I’m also asked less philosophical questions, like if they can have sprinkles with their ice cream or three desserts instead of one. Or if I can make pancakes, if I like Elsa, or what divorce means. I’m asked all sorts of questions; kids are more curious than they’re given credit for. And sometimes, the really intuitive ones realize very quickly that I’m terrible at discipline. You really haven’t seen anger until you tell a kid they have to go to bed before K-pop Demon Hunters is finished. The night can very quickly turn into a disaster. For me, at least.
I’ve had toys thrown at me, legs kicked at me. I’ve cleaned toothpaste off a kid’s arm and clumps out of the sink, and I still don’t know how it got there. I’ve been emotionally manipulated by a very smart three-year-old, and once had sofa cushions chucked at me from the top of a staircase by three mischievous brothers.

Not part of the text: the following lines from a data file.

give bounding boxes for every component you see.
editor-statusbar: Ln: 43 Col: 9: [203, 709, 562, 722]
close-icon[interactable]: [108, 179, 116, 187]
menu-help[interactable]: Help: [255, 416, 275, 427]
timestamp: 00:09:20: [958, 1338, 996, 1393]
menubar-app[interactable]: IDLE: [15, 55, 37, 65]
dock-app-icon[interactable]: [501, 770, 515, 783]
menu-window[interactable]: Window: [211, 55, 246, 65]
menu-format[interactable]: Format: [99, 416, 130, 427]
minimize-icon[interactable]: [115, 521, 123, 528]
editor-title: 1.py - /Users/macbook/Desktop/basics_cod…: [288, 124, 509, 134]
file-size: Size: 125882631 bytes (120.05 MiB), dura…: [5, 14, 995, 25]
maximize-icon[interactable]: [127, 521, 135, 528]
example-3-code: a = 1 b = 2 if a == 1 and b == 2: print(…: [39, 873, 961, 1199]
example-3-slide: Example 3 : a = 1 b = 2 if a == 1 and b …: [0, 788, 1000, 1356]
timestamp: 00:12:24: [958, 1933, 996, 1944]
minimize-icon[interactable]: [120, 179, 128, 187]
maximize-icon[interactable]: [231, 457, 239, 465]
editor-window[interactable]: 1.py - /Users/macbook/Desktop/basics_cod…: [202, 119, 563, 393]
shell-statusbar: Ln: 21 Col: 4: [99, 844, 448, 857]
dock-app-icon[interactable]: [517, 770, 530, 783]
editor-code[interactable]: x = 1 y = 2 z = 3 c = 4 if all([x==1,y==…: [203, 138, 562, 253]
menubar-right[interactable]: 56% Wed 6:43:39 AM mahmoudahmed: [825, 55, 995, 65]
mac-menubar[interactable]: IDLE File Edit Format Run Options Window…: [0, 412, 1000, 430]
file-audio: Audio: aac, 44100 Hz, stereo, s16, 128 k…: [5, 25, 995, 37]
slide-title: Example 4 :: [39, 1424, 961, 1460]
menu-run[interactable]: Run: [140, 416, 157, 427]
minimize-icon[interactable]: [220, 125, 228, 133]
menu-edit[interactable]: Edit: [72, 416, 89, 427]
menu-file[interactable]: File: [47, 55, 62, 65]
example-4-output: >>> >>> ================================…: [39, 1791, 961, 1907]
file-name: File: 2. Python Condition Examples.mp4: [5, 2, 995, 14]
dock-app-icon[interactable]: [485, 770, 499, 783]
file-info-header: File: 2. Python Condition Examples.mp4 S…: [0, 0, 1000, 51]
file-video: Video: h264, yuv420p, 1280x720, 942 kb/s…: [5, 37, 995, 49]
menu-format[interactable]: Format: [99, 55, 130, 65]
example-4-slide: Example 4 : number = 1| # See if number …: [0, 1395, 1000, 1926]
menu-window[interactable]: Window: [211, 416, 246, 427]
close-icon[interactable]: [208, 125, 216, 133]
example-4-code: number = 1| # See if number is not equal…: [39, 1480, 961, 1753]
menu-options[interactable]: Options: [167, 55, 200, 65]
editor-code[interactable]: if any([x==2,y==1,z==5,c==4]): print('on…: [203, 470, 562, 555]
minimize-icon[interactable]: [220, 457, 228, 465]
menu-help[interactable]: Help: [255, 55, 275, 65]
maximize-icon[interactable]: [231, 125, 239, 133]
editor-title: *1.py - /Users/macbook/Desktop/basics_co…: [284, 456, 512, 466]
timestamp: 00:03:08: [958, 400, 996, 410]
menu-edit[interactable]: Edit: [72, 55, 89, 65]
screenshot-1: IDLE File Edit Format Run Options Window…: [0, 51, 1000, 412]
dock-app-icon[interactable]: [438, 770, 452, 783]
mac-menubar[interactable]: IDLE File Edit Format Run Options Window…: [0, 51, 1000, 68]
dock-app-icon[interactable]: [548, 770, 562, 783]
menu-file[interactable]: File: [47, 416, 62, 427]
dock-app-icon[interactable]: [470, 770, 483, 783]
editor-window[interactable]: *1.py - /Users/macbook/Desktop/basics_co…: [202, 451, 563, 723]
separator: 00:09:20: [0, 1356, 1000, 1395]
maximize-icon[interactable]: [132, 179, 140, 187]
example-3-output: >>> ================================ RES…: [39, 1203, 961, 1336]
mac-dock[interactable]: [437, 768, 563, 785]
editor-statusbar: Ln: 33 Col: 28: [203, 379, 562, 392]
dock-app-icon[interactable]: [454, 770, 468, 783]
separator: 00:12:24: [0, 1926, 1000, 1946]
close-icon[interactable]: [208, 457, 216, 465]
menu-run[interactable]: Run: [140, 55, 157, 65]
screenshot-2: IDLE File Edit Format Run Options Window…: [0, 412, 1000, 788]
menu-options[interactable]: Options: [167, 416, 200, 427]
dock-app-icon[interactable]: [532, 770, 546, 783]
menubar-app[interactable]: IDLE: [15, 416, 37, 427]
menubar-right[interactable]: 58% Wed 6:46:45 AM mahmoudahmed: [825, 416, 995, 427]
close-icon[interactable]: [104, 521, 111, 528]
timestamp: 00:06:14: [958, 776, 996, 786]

“I’m calling your mom right now!” I said while ducking.
“No, you’re not!” the boys laughed.
And they were right. I wasn’t going to call their mom. The house was $2 million on Zillow. I wasn’t going anywhere.
Babysitting is the best job I’ve ever had. I don’t care if sometimes the kids don’t remember my name; they don’t even know their own birthdays. The job also requires me to work on my poker face, because you have to be a good liar to be a good babysitter. I lie about how much screen time they’re allowed. I lie that I’m going to tell their parents if they cuss again. I lie about whether I want to read three separate books for three very demanding brothers. I lie because I intend to be remembered as the fun babysitter.
When the kids go to bed, the other part of the job I love begins: snooping. I walk around and judge the books on the shelves, the artwork on the walls, whether their at-home bar is decorative or necessary. I try to piece together their marriage, their sex life. And sometimes, on the nights I don’t eat dinner, I peek into their pantry and take a granola bar or two, or half of a family’s container of leftover Thanksgiving stuffing. Sometimes the chaos builds an appetite. It seems that in their heads, dessert, bedtime, and playtime can always be negotiated. They assume adults know what they’re doing. They assume rules are flexible. They assume I’m in charge.
What most parents don’t realize is that the kids are the ones who really choose the babysitter. Whoever is the most fun gets invited back. Overtime I’ve learned my preference is babysitting just two kids. Better if it’s one. Or a newborn. They can’t ask questions yet.